Un couple, un homme et une femme – les pauvres êtres sont presque toujours deux par deux, – vient, passe et s’en va. On voit l’espace vide qui les sépare: dans la tragédie de la vie, la séparation est la seule chose qu’on voie. Ils furent heureux et ils ne le sont plus. Ils sont déjà presque vieux; il ne tient pas à elle, et pourtant il sait bien que le moment approche où il la perdra… Que disent-ils? En un moment d’abandon, se fiant à la grande paix présente, il lui avoue la faute ancienne, la trahison, scrupuleusement et religieusement cachée jusque-là… Hélas! ses paroles creusent une irréparable détresse: le passé ressuscite; les jours écoulés qu’on croyait heureux sont devenus tristes, et c’est le deuil de tout.
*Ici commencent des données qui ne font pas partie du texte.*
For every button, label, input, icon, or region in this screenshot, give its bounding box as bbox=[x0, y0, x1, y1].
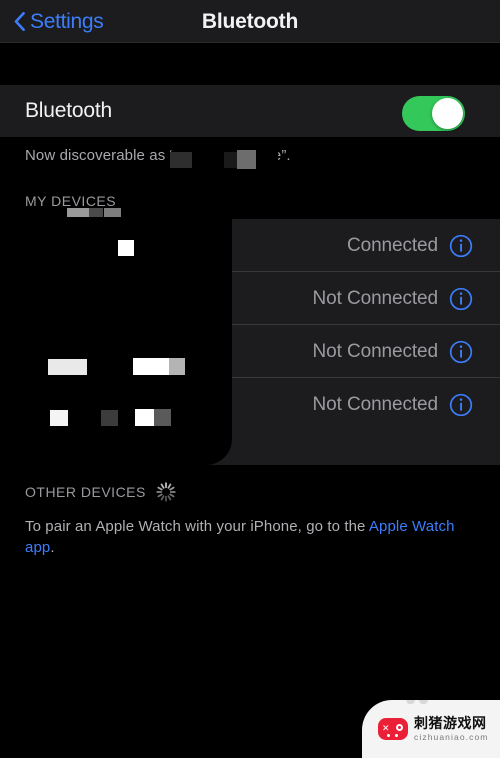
redaction-fragment bbox=[104, 208, 121, 217]
device-row[interactable]: ████ █████ Not Connected bbox=[0, 325, 500, 378]
activity-spinner-icon bbox=[155, 481, 177, 503]
other-devices-section-header: OTHER DEVICES bbox=[25, 481, 177, 503]
pairing-note-suffix: . bbox=[50, 539, 55, 556]
watermark-text-block: 刺猪游戏网 cizhuaniao.com bbox=[414, 714, 489, 743]
other-devices-label: OTHER DEVICES bbox=[25, 484, 146, 500]
redaction-fragment bbox=[89, 208, 103, 217]
device-name: ████ █████ bbox=[25, 340, 151, 362]
pairing-note-prefix: To pair an Apple Watch with your iPhone,… bbox=[25, 518, 369, 535]
device-name: ██████ bbox=[25, 287, 106, 309]
info-circle-icon[interactable] bbox=[449, 340, 473, 364]
device-status: Connected bbox=[346, 234, 438, 256]
page-title: Bluetooth bbox=[201, 9, 299, 33]
watermark-url: cizhuaniao.com bbox=[414, 731, 489, 742]
info-circle-icon[interactable] bbox=[449, 393, 473, 417]
bluetooth-toggle-row[interactable]: Bluetooth bbox=[0, 85, 500, 137]
watermark-brand-name: 刺猪游戏网 bbox=[414, 714, 487, 731]
my-devices-list: ████████ Connected ██████ Not Connected bbox=[0, 219, 500, 465]
apple-watch-pairing-note: To pair an Apple Watch with your iPhone,… bbox=[25, 516, 457, 558]
device-status: Not Connected bbox=[312, 287, 439, 309]
device-name: ████████ bbox=[25, 234, 132, 256]
device-row[interactable]: ██████ Not Connected bbox=[0, 272, 500, 325]
device-name: ██ █ ███ bbox=[25, 393, 116, 415]
device-row[interactable]: ██ █ ███ Not Connected bbox=[0, 378, 500, 431]
discoverable-caption: Now discoverable as “███ ██ █hone”. bbox=[25, 147, 291, 164]
navigation-bar: Settings Bluetooth bbox=[0, 0, 500, 43]
redaction-fragment bbox=[67, 208, 89, 217]
info-circle-icon[interactable] bbox=[449, 234, 473, 258]
bluetooth-label: Bluetooth bbox=[25, 99, 112, 122]
my-devices-section-header: MY DEVICES bbox=[25, 193, 117, 209]
bluetooth-toggle-switch[interactable] bbox=[402, 96, 465, 131]
device-row[interactable]: ████████ Connected bbox=[0, 219, 500, 272]
mascot-ears-decoration bbox=[406, 700, 432, 705]
device-status: Not Connected bbox=[312, 340, 439, 362]
toggle-knob bbox=[432, 98, 463, 129]
gamepad-icon: ✕ bbox=[378, 718, 408, 740]
info-circle-icon[interactable] bbox=[449, 287, 473, 311]
device-status: Not Connected bbox=[312, 393, 439, 415]
bluetooth-settings-screen: Settings Bluetooth Bluetooth Now discove… bbox=[0, 0, 500, 758]
site-watermark: ✕ 刺猪游戏网 cizhuaniao.com bbox=[362, 700, 500, 758]
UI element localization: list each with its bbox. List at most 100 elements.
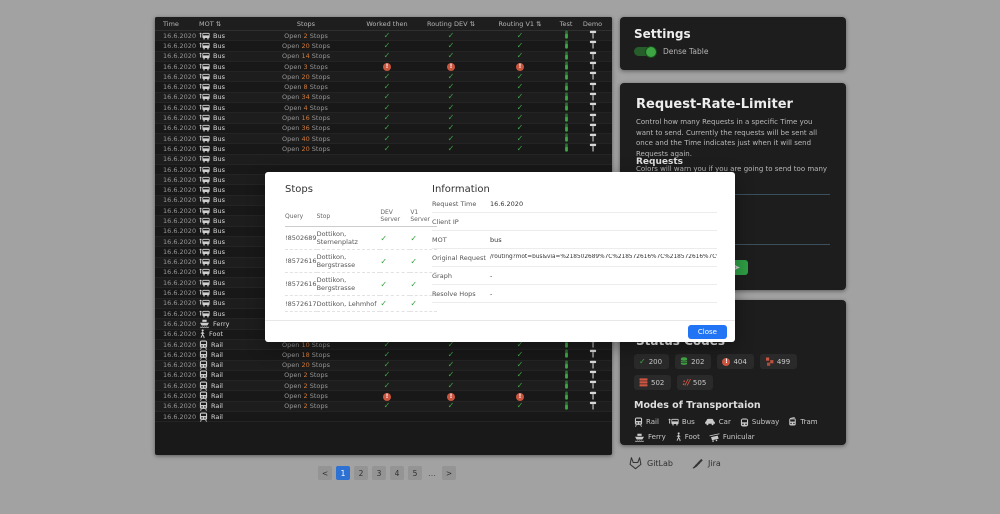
open-stops-link[interactable]: Open 20 Stops [253, 42, 359, 50]
open-stops-link[interactable]: Open 16 Stops [253, 114, 359, 122]
open-stops-link[interactable]: Open 34 Stops [253, 93, 359, 101]
row-status-dev: ✓ [415, 52, 487, 60]
table-row[interactable]: 16.6.2020RailOpen 2 Stops✓✓✓ [155, 381, 612, 391]
footer-link-label: Jira [708, 459, 721, 468]
mode-label: Car [719, 418, 731, 426]
status-code-label: 499 [777, 358, 790, 366]
table-row[interactable]: 16.6.2020BusOpen 20 Stops✓✓✓ [155, 144, 612, 154]
jira-link[interactable]: Jira [691, 458, 721, 469]
column-header-mot[interactable]: MOT ⇅ [199, 20, 253, 28]
table-row[interactable]: 16.6.2020RailOpen 20 Stops✓✓✓ [155, 361, 612, 371]
open-stops-link[interactable]: Open 2 Stops [253, 382, 359, 390]
row-mot-label: Foot [209, 330, 223, 338]
open-stops-link[interactable]: Open 2 Stops [253, 392, 359, 400]
row-mot-label: Bus [213, 63, 225, 71]
table-row[interactable]: 16.6.2020RailOpen 2 Stops!!! [155, 391, 612, 401]
dense-table-toggle[interactable] [634, 47, 656, 56]
open-stops-link[interactable]: Open 20 Stops [253, 73, 359, 81]
row-time: 16.6.2020 [155, 176, 199, 184]
row-status-dev: ✓ [415, 382, 487, 390]
bus-icon [199, 135, 210, 143]
table-row[interactable]: 16.6.2020BusOpen 14 Stops✓✓✓ [155, 52, 612, 62]
success-check-icon: ✓ [517, 350, 524, 359]
row-time: 16.6.2020 [155, 268, 199, 276]
table-row[interactable]: 16.6.2020RailOpen 18 Stops✓✓✓ [155, 350, 612, 360]
row-status-dev: ✓ [415, 361, 487, 369]
hammer-icon [589, 71, 597, 80]
bus-icon [199, 83, 210, 91]
page-button-5[interactable]: 5 [408, 466, 422, 480]
row-status-dev: ! [415, 392, 487, 401]
table-row[interactable]: 16.6.2020BusOpen 3 Stops!!! [155, 62, 612, 72]
column-header-dev[interactable]: Routing DEV ⇅ [415, 20, 487, 28]
page-button-1[interactable]: 1 [336, 466, 350, 480]
test-tube-icon [564, 30, 569, 39]
table-row[interactable]: 16.6.2020BusOpen 34 Stops✓✓✓ [155, 93, 612, 103]
open-stops-link[interactable]: Open 20 Stops [253, 361, 359, 369]
open-stops-link[interactable]: Open 36 Stops [253, 124, 359, 132]
open-stops-link[interactable]: Open 2 Stops [253, 32, 359, 40]
table-row[interactable]: 16.6.2020BusOpen 16 Stops✓✓✓ [155, 113, 612, 123]
row-status-dev: ✓ [415, 124, 487, 132]
modal-footer: Close [265, 320, 735, 342]
row-status-v1: ✓ [487, 351, 553, 359]
open-stops-link[interactable]: Open 20 Stops [253, 145, 359, 153]
rail-icon [199, 350, 208, 360]
next-page-button[interactable]: > [442, 466, 456, 480]
row-mot-label: Bus [213, 114, 225, 122]
table-row[interactable]: 16.6.2020BusOpen 2 Stops✓✓✓ [155, 31, 612, 41]
column-header-v1[interactable]: Routing V1 ⇅ [487, 20, 553, 28]
stop-query: !8572617 [285, 296, 317, 312]
bus-icon [199, 238, 210, 246]
open-stops-link[interactable]: Open 3 Stops [253, 63, 359, 71]
table-row[interactable]: 16.6.2020RailOpen 2 Stops✓✓✓ [155, 371, 612, 381]
table-row[interactable]: 16.6.2020BusOpen 36 Stops✓✓✓ [155, 124, 612, 134]
mode-item-rail: Rail [634, 417, 659, 427]
row-mot-label: Rail [211, 382, 223, 390]
hammer-icon [589, 82, 597, 91]
table-row[interactable]: 16.6.2020RailOpen 2 Stops✓✓✓ [155, 402, 612, 412]
table-row[interactable]: 16.6.2020Bus [155, 155, 612, 165]
test-tube-icon [564, 102, 569, 111]
open-stops-link[interactable]: Open 4 Stops [253, 104, 359, 112]
table-row[interactable]: 16.6.2020Rail [155, 412, 612, 422]
stops-column-header: Stop [317, 207, 381, 227]
rate-limiter-description: Control how many Requests in a specific … [636, 117, 830, 159]
row-mot: Bus [199, 268, 253, 276]
row-mot-label: Bus [213, 155, 225, 163]
page-button-3[interactable]: 3 [372, 466, 386, 480]
open-stops-link[interactable]: Open 2 Stops [253, 402, 359, 410]
open-stops-link[interactable]: Open 2 Stops [253, 371, 359, 379]
close-button[interactable]: Close [688, 325, 727, 339]
hammer-icon [589, 380, 597, 389]
status-code-label: 502 [651, 379, 664, 387]
status-badge-499: 499 [760, 354, 797, 369]
row-time: 16.6.2020 [155, 42, 199, 50]
row-status-worked: ✓ [359, 402, 415, 410]
table-row[interactable]: 16.6.2020BusOpen 40 Stops✓✓✓ [155, 134, 612, 144]
gitlab-link[interactable]: GitLab [628, 456, 673, 470]
open-stops-link[interactable]: Open 18 Stops [253, 351, 359, 359]
open-stops-link[interactable]: Open 8 Stops [253, 83, 359, 91]
prev-page-button[interactable]: < [318, 466, 332, 480]
row-status-v1: ✓ [487, 73, 553, 81]
test-button[interactable] [553, 401, 579, 412]
success-check-icon: ✓ [384, 103, 391, 112]
status-badge-502: 502 [634, 375, 671, 390]
table-row[interactable]: 16.6.2020BusOpen 20 Stops✓✓✓ [155, 41, 612, 51]
row-time: 16.6.2020 [155, 124, 199, 132]
table-row[interactable]: 16.6.2020BusOpen 20 Stops✓✓✓ [155, 72, 612, 82]
info-row: Request Time16.6.2020 [432, 195, 717, 213]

Ces passants sont effacés par deux autres tout jeunes, ceux-là, et dont je me figure également le colloque. Ils commencent: ils vont s’aimer… Leurs cœurs mettent, à se reconnaître, une telle timidité! «Voulez-vous que je parte pour ce voyage? Voulez-vous que je fasse ceci et cela?» Elle répond: «Non.» Un sentiment d’inexprimable pudeur donne au premier aveu, si humblement sollicité, la forme d’un désaveu… Mais déjà, secrètement, hardiment, la pensée se réjouit de l’amour emprisonné dans les vêtements.
Et d’autres, et d’autres… Ceux-ci… Elle se tait; lui, il parle; il est à peine et douloureusement maître de lui. Il la supplie de lui dire ce qu’elle pense! Elle répond. L’autre écoute, puis, comme si elle n’avait rien dit, supplie à nouveau, plus fort. Il est là, incertain, trébuchant entre la nuit et le jour; elle n’aurait qu’un mot à dire, pourvu qu’il le crût. On le voit, dans l’immense ville, cramponné à ce seul corps.
Quelques instants après, je suis séparé de ces deux amants qui pensent, de ces deux amants qui se regardent et qui se persécutent.
De toutes parts, l’homme et la femme apparaissent et se dressent l’un contre l’autre: l’homme qui aime cent fois, la femme qui a la force de tant aimer et de tant oublier.
Je me mets en route. Je vais et viens au milieu d’une réalité nue. Je ne suis pas l’homme des choses étranges et des exceptions. Désireur, crieur, appeleur, je me reconnais partout. Je reconstitue avec tout le monde la vérité épelée dans la chambre surprise, la vérité qui est ceci: «Je suis seul, et je voudrais ce que je n’ai pas et ce que je n’ai plus.» C’est de ce besoin qu’on vit, et qu’on meurt.